Although Fleming received most of the credit for the discovery of penicillin, it was Florey and his team at the University of Oxford who made it into a useful and effective drug, ten years after Fleming had abandoned its development. They developed techniques for growing, purifying and manufacturing the drug, tested it for toxicity and efficacy on animals, and carried out the first clinical trials. In 1941, they used it to treat a police constable from Oxford. He started to recover, but subsequently died because Florey was unable, at that time, to make enough penicillin. Later trials in Britain, the United States and North Africa were highly successful.
A graduate of the University of Adelaide, Florey studied at the University of Oxford as a Rhodes Scholar and in the United States on a fellowship from the Rockefeller Foundation. In 1935, he became the director of the Sir William Dunn School of Pathology at Oxford.
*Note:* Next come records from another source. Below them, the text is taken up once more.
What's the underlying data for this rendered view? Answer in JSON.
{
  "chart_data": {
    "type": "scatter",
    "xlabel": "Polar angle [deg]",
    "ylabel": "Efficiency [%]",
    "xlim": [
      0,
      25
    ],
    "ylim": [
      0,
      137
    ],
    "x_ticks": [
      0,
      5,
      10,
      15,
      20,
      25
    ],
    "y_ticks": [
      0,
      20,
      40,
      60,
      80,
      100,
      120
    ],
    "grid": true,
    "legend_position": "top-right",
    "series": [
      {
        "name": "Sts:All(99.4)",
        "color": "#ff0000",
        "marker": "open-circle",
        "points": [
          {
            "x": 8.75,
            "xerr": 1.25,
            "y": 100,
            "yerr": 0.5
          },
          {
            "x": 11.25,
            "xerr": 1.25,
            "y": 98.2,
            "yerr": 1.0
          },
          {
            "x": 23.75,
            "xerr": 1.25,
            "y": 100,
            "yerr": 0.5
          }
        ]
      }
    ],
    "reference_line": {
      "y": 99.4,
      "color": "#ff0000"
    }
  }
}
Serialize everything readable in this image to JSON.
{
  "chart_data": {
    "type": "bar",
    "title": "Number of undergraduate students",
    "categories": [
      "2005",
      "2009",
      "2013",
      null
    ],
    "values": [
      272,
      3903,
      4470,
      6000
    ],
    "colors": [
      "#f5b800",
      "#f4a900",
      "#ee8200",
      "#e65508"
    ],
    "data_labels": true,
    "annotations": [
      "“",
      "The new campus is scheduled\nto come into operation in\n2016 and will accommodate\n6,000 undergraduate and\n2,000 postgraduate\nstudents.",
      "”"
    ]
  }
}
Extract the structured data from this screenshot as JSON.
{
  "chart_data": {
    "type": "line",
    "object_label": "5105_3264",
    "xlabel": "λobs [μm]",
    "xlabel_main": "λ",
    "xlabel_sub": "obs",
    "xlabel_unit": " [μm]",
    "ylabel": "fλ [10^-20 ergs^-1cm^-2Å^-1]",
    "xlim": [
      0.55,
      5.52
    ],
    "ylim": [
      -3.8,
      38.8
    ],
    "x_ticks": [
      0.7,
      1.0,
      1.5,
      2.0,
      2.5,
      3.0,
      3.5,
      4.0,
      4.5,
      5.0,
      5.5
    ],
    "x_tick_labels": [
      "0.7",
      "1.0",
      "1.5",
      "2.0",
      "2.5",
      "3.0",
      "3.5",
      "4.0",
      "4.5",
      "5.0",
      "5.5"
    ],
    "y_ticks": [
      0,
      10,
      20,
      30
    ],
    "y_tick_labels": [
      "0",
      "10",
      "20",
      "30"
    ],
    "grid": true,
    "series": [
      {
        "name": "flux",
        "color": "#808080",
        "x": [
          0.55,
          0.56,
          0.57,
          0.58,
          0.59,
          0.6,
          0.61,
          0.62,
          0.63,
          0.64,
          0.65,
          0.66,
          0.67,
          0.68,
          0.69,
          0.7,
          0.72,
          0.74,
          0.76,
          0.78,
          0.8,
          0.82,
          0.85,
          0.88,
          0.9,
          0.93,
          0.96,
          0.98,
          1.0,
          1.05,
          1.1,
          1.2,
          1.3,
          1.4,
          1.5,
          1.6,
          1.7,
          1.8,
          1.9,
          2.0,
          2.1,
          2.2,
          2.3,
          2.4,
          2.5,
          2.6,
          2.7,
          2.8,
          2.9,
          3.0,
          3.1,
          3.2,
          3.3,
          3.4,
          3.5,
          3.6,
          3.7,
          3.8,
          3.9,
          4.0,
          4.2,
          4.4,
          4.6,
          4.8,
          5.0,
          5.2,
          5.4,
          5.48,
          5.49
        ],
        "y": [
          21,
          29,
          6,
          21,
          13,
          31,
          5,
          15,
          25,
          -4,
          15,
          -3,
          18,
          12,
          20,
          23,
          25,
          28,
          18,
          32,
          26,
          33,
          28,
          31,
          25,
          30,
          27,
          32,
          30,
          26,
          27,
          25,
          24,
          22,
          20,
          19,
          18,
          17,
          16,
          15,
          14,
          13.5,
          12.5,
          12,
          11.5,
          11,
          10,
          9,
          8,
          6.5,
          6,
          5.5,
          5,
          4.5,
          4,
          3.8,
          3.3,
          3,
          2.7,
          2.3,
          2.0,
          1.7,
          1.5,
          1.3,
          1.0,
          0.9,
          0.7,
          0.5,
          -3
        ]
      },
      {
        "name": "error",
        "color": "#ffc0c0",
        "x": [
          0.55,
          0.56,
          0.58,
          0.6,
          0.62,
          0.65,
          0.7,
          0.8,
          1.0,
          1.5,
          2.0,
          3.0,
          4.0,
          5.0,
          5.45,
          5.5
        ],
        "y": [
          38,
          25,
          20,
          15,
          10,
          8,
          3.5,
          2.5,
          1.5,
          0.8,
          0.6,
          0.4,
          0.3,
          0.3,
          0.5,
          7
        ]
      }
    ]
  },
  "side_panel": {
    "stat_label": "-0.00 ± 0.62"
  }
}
He assembled a multidisciplinary staff that could tackle major research projects. In addition to his work on penicillin, he researched many other subjects, most notably lysozyme, contraception and cephalosporins. He was involved in the founding of the Australian National University in Canberra and the establishment of its John Curtin School of Medical Research, and he served as chancellor of the Australian National University from 1965 until his death in 1968. He was elected a fellow of the Royal Society in 1941, and as its president from 1960 to 1965, he oversaw its move to new accommodations at Carlton House Terrace and the establishment of links with European organisations. In 1962, he became provost of The Queen's College, Oxford.
Florey's discoveries are estimated to have saved over 80 million lives, and he is regarded by the Australian scientific and medical community as one of its greatest figures. Australian prime minister Sir Robert Menzies said, "In terms of world well-being, Florey was the most important man ever born in Australia."[1]